To be successful, most photo merchandise vendors must rely on sales to the average snapshot photographer who makes up a large percentage of the addressable market for products like photo cards, books and calendars. However, it’s also important for even for the largest vendors not to lose sight of the market for the hobbyist photographers, the type of photographers who more often rely on their camera instead of their camera-phone and who know how aperture, shutter speed and ISO influence photos.

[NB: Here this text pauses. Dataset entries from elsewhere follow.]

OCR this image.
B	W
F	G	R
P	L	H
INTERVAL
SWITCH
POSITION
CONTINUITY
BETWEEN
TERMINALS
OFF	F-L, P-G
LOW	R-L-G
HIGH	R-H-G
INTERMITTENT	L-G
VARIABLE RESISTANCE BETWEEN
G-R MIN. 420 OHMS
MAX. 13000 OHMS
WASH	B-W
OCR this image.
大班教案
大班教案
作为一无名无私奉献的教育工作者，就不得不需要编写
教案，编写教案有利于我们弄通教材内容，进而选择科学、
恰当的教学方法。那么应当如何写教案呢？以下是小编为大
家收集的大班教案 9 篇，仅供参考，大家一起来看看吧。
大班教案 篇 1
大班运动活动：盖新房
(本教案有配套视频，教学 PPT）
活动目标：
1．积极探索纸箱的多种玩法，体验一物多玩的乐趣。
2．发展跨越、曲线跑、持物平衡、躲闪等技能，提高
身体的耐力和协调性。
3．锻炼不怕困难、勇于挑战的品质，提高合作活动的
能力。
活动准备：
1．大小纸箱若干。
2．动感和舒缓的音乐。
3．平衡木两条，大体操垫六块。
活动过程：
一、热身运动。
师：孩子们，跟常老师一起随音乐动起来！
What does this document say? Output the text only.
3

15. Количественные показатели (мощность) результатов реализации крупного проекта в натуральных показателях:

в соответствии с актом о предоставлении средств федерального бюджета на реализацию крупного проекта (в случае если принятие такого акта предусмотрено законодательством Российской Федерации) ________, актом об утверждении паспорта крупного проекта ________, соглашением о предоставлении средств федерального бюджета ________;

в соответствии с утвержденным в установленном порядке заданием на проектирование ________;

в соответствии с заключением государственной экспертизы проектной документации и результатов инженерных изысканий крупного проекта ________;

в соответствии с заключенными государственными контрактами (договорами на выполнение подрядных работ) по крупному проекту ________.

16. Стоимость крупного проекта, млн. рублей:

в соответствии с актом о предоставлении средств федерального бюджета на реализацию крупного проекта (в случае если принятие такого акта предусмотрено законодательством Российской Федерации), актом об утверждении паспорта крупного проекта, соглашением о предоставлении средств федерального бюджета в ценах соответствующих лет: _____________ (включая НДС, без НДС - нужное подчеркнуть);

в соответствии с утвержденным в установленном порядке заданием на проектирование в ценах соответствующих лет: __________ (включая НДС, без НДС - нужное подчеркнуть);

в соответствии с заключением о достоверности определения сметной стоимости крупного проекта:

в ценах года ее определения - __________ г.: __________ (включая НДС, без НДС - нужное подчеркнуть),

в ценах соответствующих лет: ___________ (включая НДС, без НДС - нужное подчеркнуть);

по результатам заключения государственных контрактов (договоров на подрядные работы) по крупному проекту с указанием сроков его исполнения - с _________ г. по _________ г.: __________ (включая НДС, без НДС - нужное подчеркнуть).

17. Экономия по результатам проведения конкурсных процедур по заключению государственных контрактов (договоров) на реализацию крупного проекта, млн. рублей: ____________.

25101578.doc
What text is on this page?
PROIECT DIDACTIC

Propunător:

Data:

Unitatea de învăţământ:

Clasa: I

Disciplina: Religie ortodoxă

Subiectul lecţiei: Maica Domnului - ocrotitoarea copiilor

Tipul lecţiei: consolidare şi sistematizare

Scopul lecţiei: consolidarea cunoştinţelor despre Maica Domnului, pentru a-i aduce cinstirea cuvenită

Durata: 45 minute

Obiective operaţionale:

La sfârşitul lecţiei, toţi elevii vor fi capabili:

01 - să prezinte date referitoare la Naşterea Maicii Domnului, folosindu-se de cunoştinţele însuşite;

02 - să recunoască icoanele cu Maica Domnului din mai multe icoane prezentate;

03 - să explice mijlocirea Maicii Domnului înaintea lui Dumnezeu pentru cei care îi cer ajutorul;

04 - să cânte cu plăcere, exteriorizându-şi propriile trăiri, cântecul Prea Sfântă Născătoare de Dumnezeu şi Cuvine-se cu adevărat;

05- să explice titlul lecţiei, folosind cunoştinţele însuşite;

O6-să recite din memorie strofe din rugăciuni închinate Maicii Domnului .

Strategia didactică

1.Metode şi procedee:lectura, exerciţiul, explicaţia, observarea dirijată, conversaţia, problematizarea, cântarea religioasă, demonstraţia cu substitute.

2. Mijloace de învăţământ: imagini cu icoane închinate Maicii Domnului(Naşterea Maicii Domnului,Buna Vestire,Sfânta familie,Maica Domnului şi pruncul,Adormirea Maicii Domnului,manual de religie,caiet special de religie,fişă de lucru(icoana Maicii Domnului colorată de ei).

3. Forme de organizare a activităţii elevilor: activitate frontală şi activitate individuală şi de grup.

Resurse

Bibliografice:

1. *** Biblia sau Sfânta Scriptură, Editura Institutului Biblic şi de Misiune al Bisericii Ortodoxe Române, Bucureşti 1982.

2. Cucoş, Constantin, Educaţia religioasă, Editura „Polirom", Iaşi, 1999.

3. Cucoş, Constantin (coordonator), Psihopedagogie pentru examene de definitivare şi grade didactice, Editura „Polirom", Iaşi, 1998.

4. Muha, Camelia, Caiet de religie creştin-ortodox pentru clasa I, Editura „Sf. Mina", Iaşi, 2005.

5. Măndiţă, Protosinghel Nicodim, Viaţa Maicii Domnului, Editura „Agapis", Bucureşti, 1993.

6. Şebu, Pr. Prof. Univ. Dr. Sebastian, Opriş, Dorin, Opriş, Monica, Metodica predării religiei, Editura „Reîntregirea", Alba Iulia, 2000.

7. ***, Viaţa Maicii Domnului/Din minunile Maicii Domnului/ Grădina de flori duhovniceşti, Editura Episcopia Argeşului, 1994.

InfoTrends survey research over the years has consistently shown that those who identify themselves as “Hobbyist” or “Advanced Hobbyist” photographers produce significantly more printed products than those that identify themselves as “Snapshot” or Family Memory-Keeper” photographers. Hobbyist photographers likely tend to be more creative types that experiment with their photography and enjoy seeing their best work displayed on their walls or in a photo book. These photographers are also more likely to understand the vulnerability of relying solely on electronic storage methods for their photos and want to have their best pictures in printed form.

The chart below was taken from our 2013 U.S. Photo Merchandise End-User Survey (http://store.infotrendsresearch.com/product_p/134526.htm) gives a good example of how much more popular photo merchandise products (including photo books, cards, calendars and specialty photo print products like canvas, photo panels and posters) are with hobbyist photographers. While only 32% of snapshot photographers and 45% of family memory-keeper photographers in the entire survey population had ordered any kind of photo merchandise product in the last year, those percentages rose to 57% for hobbyist photographers and 71% for advanced hobbyist photographers. Hobbyist/advanced hobbyist photographers also make significantly more traditional photo prints than the snapshot or family memory-keeper photographers, from both digital cameras and mobile devices.

InfoTrends research from the same study also shows that hobbyist/advanced hobbyist photographers that are already photo merchandise buyers are much more likely than snapshot and family memory-keepers to buy these types of products again in the next year. 78% of advanced hobbyist photographers and 74% of hobbyist photographers said they plan to buy again in the next year, compared to 64% of family memory-keeper photographers and 46% of snapshot photographers. Hobbyist/advanced hobbyist photographers also spend significantly more on photo products during the year.

The hobbyist/advanced hobbyist photographers also represent a fairly significant portion of the population (27% were hobbyists or advanced hobbyists in recent survey), and aside from the fact that they’re creating and buying more printed photo products, this group also has a strong influence on the buying habits of friends and family that may fall into the snapshot of family memory-keeper photographer categories. “Word of mouth” advertising is a key driver for first-time photo merchandise purchases, and it’s very likely that snapshot or family memory-keepers that have hobbyist photographer friends are going to turn to them for advice not only for camera purchases, but also for advice on the buying of products like photo books, canvas and photo panels. Vendors in the market should take this to heart in marketing activities, perhaps by using some direct marketing that rewards referrals to friends and family.